Let’s skip right to the punch line: In one of the more ingenious scenes in the series’ history, Dexter parrots the confessions of a psychotic, murderous stalker to — wait for it — convince Rita to marry him. Even better is that, at the end, we’re not really sure how to feel about all this. Is Dexter playing a role to manipulate Rita? Or is he simply struggling, as he’s always done, to use a role to feel real — or as close to feeling real as he’s able?
That’s the theme this week, in case you missed it: role-playing. Everyone suspects everyone else of not being quite what they seem. If Miguel Prado is a valiant crusader for justice, why is he railroading Chickie Hines? If Quinn is on the up-and-up, why is he so good at slyly convincing the fragile murderess Fiona to spill her secrets to him — and totally deceiving Deb in the process? As for Dexter, what role is he playing, exactly? Is it the psycho trying valiantly to be a decent family man? Or is it the psycho trying to bamboozle an innocent woman into believing that he is, in fact, a decent family man?
The only person who’s on the level in this topsy-turvy world is the hot-headed Ramon Prado — and he’s being played by Dexter like a mandolin. (Well, there’s also poor Angel, who, in his fumbling search for intimacy, manages to hire a prostitute that turns out to be a vice cop.)
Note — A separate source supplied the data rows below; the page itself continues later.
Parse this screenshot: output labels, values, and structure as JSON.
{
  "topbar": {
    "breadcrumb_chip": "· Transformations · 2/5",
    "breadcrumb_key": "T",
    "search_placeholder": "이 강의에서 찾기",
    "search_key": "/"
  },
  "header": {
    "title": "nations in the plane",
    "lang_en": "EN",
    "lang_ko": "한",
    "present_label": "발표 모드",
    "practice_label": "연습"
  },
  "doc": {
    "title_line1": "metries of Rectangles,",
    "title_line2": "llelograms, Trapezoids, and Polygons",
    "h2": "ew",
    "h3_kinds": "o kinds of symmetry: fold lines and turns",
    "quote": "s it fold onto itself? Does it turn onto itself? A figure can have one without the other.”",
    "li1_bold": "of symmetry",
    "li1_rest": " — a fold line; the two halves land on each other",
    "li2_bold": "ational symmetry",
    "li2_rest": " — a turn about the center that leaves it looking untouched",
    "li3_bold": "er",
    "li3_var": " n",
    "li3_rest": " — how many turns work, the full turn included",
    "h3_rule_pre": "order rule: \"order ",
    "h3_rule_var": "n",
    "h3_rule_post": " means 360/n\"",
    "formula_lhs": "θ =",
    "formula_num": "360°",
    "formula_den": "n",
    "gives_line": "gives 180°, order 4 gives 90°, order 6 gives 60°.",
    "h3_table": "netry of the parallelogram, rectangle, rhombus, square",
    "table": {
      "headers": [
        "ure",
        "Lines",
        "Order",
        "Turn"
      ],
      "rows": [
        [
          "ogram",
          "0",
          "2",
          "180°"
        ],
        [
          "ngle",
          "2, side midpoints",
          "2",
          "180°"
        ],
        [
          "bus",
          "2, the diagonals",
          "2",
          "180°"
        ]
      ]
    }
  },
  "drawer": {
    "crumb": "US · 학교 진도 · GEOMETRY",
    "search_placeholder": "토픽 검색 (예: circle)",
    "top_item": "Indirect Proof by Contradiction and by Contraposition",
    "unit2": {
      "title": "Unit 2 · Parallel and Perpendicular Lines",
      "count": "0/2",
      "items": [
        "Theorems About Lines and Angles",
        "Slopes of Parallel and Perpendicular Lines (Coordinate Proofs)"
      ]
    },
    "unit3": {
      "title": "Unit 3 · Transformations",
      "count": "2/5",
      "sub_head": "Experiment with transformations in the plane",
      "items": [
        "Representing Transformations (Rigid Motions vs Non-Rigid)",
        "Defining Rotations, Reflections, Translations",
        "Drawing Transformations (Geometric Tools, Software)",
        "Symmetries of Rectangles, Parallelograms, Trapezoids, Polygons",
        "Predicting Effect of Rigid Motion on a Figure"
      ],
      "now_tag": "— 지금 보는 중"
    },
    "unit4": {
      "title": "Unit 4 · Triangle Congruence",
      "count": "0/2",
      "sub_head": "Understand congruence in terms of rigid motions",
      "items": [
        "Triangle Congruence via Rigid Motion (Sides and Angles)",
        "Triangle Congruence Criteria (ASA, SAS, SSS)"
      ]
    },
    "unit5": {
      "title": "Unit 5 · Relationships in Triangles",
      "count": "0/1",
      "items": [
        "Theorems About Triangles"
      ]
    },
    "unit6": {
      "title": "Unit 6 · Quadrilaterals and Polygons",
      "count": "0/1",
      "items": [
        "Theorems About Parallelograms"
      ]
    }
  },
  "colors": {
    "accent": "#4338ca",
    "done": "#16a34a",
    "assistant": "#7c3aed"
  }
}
But what’s really intriguing about the emerging dynamic between Dexter and Miguel is that, even as Dexter is increasingly seduced by the idea that, in Miguel, he’s finally found a trustworthy confidant, that trust is built largely as a consequence of Dexter’s own manipulations and lies. After Ramon’s meltdown, Miguel decides Dexter’s the only person he can trust — not knowing, of course, that said meltdown was entirely engineered by Dexter. So — can Dexter be trusted? Can he ever truly be someone’s friend, let alone a husband and father? With the new, creepier Dexter, that seems less and less likely. Although, the fact that he, alone, of everyone in the entire Miami PD, agreed to attend Masuka’s lecture suggests he must have some latent capacity for extraordinary loyalty.